Tangents to a Circle
We have known that a tangent can not be drawn to a circle from a point internal to it. If the point is on the circle, a single tangent can be drawn at that point. The tangent is perpendicular to the radius drawn from the specified point.
Therefore, in order to construct a tangent to a circle at a point on it, it is required to construct the radius from the point and then construct a perpendicular to it. Again, if the point is located outside the circle, two tangents to the circle can be constructed.
Construction 7. To draw a tangent at any point of a circle. Let. A be a point of a circle whose centre is O. It is required to draw a tangent to the circle at the point A.
Drawing: O, A are joined. At the point A, a perpendicular AP is drawn to OA. Then AP is the required tangent.
Proof: The line segment OA is the radius passing through A and AP is perpendicular to it. Hence AP is the required tangent.

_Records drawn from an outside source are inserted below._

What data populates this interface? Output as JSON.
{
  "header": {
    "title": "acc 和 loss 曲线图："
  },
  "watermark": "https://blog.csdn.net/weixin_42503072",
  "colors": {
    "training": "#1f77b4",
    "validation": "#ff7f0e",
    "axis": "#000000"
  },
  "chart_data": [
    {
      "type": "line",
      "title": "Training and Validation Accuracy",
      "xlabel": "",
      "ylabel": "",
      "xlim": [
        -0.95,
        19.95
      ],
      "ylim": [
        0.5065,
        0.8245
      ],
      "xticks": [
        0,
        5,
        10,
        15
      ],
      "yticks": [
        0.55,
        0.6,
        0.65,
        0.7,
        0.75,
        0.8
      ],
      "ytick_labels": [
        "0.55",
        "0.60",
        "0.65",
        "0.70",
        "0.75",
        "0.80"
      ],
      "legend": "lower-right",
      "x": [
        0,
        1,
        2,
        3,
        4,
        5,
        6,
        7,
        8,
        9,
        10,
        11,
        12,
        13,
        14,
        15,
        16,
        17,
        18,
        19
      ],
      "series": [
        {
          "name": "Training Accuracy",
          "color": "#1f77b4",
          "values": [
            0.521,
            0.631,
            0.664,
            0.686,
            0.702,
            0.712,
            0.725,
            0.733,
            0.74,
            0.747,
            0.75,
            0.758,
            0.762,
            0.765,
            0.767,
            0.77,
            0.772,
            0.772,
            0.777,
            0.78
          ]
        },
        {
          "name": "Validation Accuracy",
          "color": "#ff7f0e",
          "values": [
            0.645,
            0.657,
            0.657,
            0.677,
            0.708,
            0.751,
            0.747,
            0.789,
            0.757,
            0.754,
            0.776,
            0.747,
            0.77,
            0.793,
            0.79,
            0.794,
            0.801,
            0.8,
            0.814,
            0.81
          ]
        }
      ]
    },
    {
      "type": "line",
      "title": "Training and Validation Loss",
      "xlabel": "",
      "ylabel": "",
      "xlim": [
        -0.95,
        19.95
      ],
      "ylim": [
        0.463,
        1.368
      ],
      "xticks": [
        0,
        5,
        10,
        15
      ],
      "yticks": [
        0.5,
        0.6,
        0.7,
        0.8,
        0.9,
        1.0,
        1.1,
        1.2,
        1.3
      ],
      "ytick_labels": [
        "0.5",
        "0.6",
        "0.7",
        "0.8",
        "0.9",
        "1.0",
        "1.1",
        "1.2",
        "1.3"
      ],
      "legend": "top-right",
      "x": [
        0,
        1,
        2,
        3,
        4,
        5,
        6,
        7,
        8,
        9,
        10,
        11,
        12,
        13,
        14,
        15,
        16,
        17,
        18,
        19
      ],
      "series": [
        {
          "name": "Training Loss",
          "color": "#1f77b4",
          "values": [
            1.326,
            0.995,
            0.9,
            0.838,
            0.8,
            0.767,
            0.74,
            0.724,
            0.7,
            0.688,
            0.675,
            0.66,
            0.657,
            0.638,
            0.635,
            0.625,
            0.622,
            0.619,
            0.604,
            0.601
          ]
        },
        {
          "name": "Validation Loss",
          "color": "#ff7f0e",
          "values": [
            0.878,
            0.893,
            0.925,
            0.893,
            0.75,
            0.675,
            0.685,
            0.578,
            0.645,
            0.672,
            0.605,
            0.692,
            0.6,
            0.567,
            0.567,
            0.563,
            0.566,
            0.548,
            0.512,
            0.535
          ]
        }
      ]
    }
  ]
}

Note: At any point of a circle only one tangent can be drawn.
Construction 8.
To draw a tangent to a circle from a point outside.
Let P be a point outside of a circle whose centre is O. A tangent is to be drawn to the circle from the point P.
Drawing:
- Join P,O. The middle point. M of the line segment PO is determined.
- Now with M as centre and MO as radius, a circle is drawn. Let the new circle intersect the given circle at the points A and B.
- Join A, P and B, P. Then both AP, BP are the required tangents.
Proof: A, O and B, O are joined. PO is the diameter of the circle APB,
∴ ∠PAO 1 right angle = [the angle inscribed in the semi-circle is a right angle]
So the line segment OA is perpendicular to AP. Therefore, the line segment AP is a tangent at A to the circle with centre at O. Similarly, the line segment BP is also a tangent to the circle.
Nota Bene: Two and only two tangents can be drawn to a circle from an external point.
Construction 9.
To draw a circle circumscribing a given triangle.
Let ABC be a triangle. It is required to draw a circle circumscribing it. That is, a circle which passes through the three vertices A, B and C of the triangle is to be drawn.
Drawing:
- EM and FN, the perpendicular bisectors of AB and AC respectively are drawn. Let the line segments intersect each other at O.
- A, O are joined. With O as centre and radius equal to OA, a circle is drawn.
Then the circle will pass through the points A, B and C and this circle is the required circumcircle of ∠ABC.
Proof: B, and C, O are joined. The point O stands on EM, the perpendicular bisector of AB.
OA = OB
Similarly, OA = OC
∴ OA = OB = OC
Hence, the circle drawn with O as the centre and OA as the radius passes through the three points A, B and C. This circle is the required circumcircle of ∠ABC.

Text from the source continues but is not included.